I cannot repeat as my fellow-wayfarer told it; it went straight into my heart like a knife. But the young fellow remained unmoved, and went on telling:
"No one knows what Huntsman Kickel thought of this message. At first he wanted to go up to the heights where the black smoke was making the whole heavens dark. But he was unable, because of the bad foot. 'His wife and his child! His wife and his child! His wife and his child!' The whole time just that. 'End it!' Kickel went into the parlour and stared out of the window. 'Now he's coming--and now he's coming.' He took the gun from the wall and stood in the middle of the parlour and looked out through the window to the path outside. At last he came, Oswald, out from the green wood; he did not look up, and still did not know anything about it, and came so quickly and gaily to the house where his father lived. And Huntsman Kickel aimed through the window and shot him down."
"Jesus Christ!" I cried. "Had he gone mad?"
"One cannot say that," answered the lad. "When his old housekeeper came home, he sent her at once for a cart, went to the police, and when examined he said he could not endure that his Oswald should have trouble and go on living, and he had thought to himself, 'He knows nothing, and needs to know nothing. That useless grieving for many a day and year is quite unnecessary. A quick death, and you are after them, you are set free from everything--and I, your father, can do you no better service than that.' He said, 'I did not aim badly; and now, your honours, please make an end of me.' I believe they gave him fifteen years, but when the Kaiser married in fifty-four they let him off the rest."
I went thoughtfully along the woodland path, and said:
"It's almost beyond belief."
"It was best," continued my companion, "that they fetched him away at once and took him to Loeben. He couldn't have lived after knowing the worst of all."
"What the woodman said--was it not true, then?" I asked it with my breath stopping.
"Yes, the lightning had certainly struck the hill-hut and it was burnt down, but nothing had happened to Oswald's family."
* * * * *
It's awful to think of the fate of some men!
We went on together for a while; neither said a word.
At last I stood still and asked, "When did he learn it?"
"When after nine years he had been free for half a year, and he came home and was always laughing in the air, then I told it him myself."
"How did you say it to him?"
"'Father Kickel, your daughter-in-law and your grandson Anderl are still alive, and all is well with them.'"
"And what did he say to that?"
"'So,' said he, 'they are still alive? And I had always dreamt that they were all dead, all! God, what tales the young people tell!' And then he laughed again."
"Ah--mad then!"
"It must have been so," said my companion. "For a while after that he tried to earn his bread as a farm-servant, but later on, as he couldn't succeed in that, he came on the parish. As a rule, one saw nothing amiss with him, but many a time one did--many a time one did."
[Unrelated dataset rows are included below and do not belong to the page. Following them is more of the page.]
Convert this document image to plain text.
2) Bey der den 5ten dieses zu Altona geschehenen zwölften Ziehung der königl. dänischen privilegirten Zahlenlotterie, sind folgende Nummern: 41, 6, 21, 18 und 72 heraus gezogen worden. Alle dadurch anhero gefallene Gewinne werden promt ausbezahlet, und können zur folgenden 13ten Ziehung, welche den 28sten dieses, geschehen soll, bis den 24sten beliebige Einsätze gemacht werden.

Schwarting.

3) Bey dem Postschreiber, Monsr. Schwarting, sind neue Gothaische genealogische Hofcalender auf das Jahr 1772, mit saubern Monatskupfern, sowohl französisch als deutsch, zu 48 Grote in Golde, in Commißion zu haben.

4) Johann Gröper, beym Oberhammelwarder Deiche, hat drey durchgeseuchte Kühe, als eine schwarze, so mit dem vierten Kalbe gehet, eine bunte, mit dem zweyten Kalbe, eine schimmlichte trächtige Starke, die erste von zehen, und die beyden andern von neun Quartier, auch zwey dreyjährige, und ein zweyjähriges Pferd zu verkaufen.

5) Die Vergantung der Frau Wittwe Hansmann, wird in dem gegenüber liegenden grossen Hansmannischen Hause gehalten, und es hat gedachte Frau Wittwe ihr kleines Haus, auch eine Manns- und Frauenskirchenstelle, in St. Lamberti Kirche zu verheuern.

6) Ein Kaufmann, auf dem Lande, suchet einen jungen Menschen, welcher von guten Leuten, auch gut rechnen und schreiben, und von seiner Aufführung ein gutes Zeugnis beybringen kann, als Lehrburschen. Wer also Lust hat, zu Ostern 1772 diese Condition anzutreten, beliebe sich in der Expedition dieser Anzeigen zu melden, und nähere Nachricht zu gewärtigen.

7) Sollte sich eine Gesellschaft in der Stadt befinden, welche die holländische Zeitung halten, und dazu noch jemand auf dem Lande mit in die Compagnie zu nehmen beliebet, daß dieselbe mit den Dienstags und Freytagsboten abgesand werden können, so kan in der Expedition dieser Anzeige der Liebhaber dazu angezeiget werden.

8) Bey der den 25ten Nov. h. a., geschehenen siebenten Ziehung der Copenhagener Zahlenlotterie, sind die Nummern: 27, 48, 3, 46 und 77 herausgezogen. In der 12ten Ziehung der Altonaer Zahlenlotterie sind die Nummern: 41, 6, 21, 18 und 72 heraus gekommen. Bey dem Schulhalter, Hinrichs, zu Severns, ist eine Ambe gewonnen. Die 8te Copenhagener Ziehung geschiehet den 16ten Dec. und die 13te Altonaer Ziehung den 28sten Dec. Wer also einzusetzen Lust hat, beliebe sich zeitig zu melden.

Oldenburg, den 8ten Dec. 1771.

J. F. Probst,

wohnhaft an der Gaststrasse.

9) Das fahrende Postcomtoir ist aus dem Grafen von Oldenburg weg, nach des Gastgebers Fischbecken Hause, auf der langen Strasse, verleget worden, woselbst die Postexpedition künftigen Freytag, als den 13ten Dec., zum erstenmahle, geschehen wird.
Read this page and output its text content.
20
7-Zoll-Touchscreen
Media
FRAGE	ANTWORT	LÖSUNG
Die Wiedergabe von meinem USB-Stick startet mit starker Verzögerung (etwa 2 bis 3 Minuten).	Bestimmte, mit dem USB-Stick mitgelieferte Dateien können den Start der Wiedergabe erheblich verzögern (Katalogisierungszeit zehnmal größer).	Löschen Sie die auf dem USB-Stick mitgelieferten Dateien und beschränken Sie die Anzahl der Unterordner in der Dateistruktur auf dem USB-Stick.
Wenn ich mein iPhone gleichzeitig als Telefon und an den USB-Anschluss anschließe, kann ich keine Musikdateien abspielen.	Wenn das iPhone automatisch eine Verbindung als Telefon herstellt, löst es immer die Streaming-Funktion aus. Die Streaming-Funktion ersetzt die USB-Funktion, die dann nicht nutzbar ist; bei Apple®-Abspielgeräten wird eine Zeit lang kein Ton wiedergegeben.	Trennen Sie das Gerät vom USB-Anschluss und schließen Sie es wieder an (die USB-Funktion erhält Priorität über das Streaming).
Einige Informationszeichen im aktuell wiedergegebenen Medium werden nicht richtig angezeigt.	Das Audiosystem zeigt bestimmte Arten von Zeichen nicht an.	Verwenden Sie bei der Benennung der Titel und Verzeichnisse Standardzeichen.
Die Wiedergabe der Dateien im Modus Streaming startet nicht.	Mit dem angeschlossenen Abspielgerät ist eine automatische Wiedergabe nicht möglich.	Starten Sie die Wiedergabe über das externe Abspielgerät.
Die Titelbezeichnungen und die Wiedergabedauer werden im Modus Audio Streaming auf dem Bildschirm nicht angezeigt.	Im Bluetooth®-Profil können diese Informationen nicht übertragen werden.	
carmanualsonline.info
"You knew him quite well?" I asked the young fellow.
"Well, naturally," was his answer; "he was my grandfather."
XII
How I Came to the Plough
This is one of the very shortest, but also one of the most important chapters in my story. It takes me out of my first childish youth and my herding time, and brings me to the days of my young manhood and of work filled with conscious purpose.
It needed many an artful trick before I managed to get promoted from cowherd to ploughman. I had to sprain my foot, so that I could not run after the cattle properly; I had to find birds' nests in the meadow, which inclined my younger brother to take over my herdsman's duties in my stead; lastly, I had to coax Markus the farm-hand, who had driven the plough till then, into declaring that it was an easy-going implement, as simple to handle as a pocket-knife, and that I--the callow lad--was fairly strong enough and fit to guide the plough.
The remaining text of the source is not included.